İki potansiyel bakan adayı açıklandı
Kemal Kılıçdaroğlu kazandığı taktirde iki potansiyel bakanını duyurdu. Ahmet Akın ve Muharrem Erkek. Biri enerji diğeri adalet bakanlığı için aday olabilir yorumları yapıldı. Ancak henüz diğer partilerle konuşulmadı. Zamanlaması Altılı Masa içinde tartışma konusu olabilir.
Çanakkale'de binlerce kişinin katıldığı sokak iftarı
Daha önce de yazdım. AKP 2010'lı yıllarda kalabalık sokak iftarları yapardı. Burada bir dayanışma ve bir arada olma ruhu yakalanırdı. Çanakkale'de CHP'li belediye altı bin kişinin katıldığı söylenen bir sokak iftarı gerçekleştirdi. Kılıçdaroğlu da oradaydı. Yan yana masalarda oruçlar açıldı. Yağmur da yağdı ama kalabalık dağılmadı. Düzenli ve başarılı bir organizasyondu. Orada konuştuklarım hem ortamdan memnundu hem de Erdoğan bizim projeleri benimsemiş diyen (pek muhtemel CHP teşkilatından) bir grup uzun uzun bana parti projelerini anlattı.
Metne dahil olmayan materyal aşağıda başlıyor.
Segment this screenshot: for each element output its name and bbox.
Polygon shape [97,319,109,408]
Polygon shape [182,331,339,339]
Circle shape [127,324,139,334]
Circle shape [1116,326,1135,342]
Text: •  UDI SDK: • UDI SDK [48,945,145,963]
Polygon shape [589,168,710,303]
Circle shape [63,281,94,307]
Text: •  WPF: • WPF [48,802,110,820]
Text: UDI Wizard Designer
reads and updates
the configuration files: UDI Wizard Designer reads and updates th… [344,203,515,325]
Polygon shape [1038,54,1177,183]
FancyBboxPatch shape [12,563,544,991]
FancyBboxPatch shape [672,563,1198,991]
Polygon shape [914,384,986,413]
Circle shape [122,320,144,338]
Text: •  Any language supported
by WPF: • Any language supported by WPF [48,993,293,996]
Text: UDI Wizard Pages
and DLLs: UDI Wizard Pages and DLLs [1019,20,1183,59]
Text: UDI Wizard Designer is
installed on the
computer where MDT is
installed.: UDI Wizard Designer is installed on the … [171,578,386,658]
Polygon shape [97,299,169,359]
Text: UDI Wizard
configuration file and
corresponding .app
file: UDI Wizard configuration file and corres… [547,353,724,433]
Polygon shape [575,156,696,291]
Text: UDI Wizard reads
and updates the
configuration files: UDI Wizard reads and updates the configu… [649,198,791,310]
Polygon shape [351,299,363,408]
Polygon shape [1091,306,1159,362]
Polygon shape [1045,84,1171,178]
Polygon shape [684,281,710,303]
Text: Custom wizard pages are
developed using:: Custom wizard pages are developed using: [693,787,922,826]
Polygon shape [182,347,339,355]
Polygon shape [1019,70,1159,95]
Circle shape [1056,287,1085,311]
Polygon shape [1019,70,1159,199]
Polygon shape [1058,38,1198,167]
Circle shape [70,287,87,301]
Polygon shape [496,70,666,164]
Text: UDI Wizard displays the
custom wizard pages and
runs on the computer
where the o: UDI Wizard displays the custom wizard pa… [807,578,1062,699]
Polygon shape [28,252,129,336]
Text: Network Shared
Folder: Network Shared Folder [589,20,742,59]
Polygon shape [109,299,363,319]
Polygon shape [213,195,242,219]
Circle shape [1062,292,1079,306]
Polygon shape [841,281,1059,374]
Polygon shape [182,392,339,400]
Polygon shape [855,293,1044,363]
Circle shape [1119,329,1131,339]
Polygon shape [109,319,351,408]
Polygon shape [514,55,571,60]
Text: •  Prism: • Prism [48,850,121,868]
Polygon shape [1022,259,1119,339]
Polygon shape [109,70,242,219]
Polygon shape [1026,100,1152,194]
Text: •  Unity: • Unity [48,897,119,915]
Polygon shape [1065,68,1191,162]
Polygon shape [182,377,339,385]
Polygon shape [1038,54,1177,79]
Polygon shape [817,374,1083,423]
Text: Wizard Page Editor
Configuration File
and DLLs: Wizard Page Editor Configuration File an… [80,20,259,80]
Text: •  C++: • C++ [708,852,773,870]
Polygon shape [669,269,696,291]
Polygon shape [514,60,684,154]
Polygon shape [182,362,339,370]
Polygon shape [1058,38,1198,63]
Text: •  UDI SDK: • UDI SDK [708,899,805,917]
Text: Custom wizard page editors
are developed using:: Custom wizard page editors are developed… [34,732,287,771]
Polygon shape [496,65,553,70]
Seçimlere çok az bir süre kala en önemlisi alanda nabız tutmak. Tabii bunu yönetimden alınan kulis bilgileriyle de beslemek. Özet derseniz muhalefetin kazanma ihtimali var, çaba büyük ama riskler de öyle.
Murat Sabuncu kimdir?
Murat Sabuncu İstanbul'da doğdu. İstanbul Üniversitesi Edebiyat Fakültesi Protohistorya ve Ön Asya Arkeolojisi bölümünü bitirdi. Boğaziçi Üniversitesi'nde İşletmecilik Sertifikası programını tamamladı. İstanbul Ticaret Üniversitesi'nde Medya ve İletişim Sistemleri konusunda yüksek lisans yaptı.
Dergi, gazete, radyo, televizyon, internet haber sitelerinde muhabirlik, editörlük, yayın koordinatörlüğü, genel yayın yönetmenliği, köşe yazarlığı yaptı.
En uzun süre Milliyet gazetesinde çalıştı. Tempo dergisinde genel yayın yönetmenliği, Fortune dergisinde kurucu yönetmenlik yaptı. Skytürk 360'da ekonomiden politikaya değişik programlar hazırladı, sundu.
Cumhuriyet Gazetesi Genel Yayın Yönetmeni oldu, ikinci ayında tutuklanıp Silivri Kapalı Cezaevi'ne gönderildi. Hapsedildiği cezaevinde 1,5 yıl tutuklu kaldı.
T24'te köşe yazarlığı, yapıyor. 2016 yılından beri pasaportu ve sürekli basın kartı verilmiyor. Yargıtay'ın iki kere verdiği beraat kararına rağmen 7,5 yıl hapis cezası talebi içeren dosyası, Yargıtay Ceza Genel Kurulu'nda bekliyor.
Bölgeden tanıklıklarını ve izlenimlerini "Gazze: Mahsuscuktan Bir Aşk Hikâyesi" adıyla yayımlanan kitabında paylaştı. Sedat Simavi Gazetecilik Ödülü sahibi. Sorbonne'da hukuk doktorası yapan bir oğlu, Nuri isimli bir kedisi var.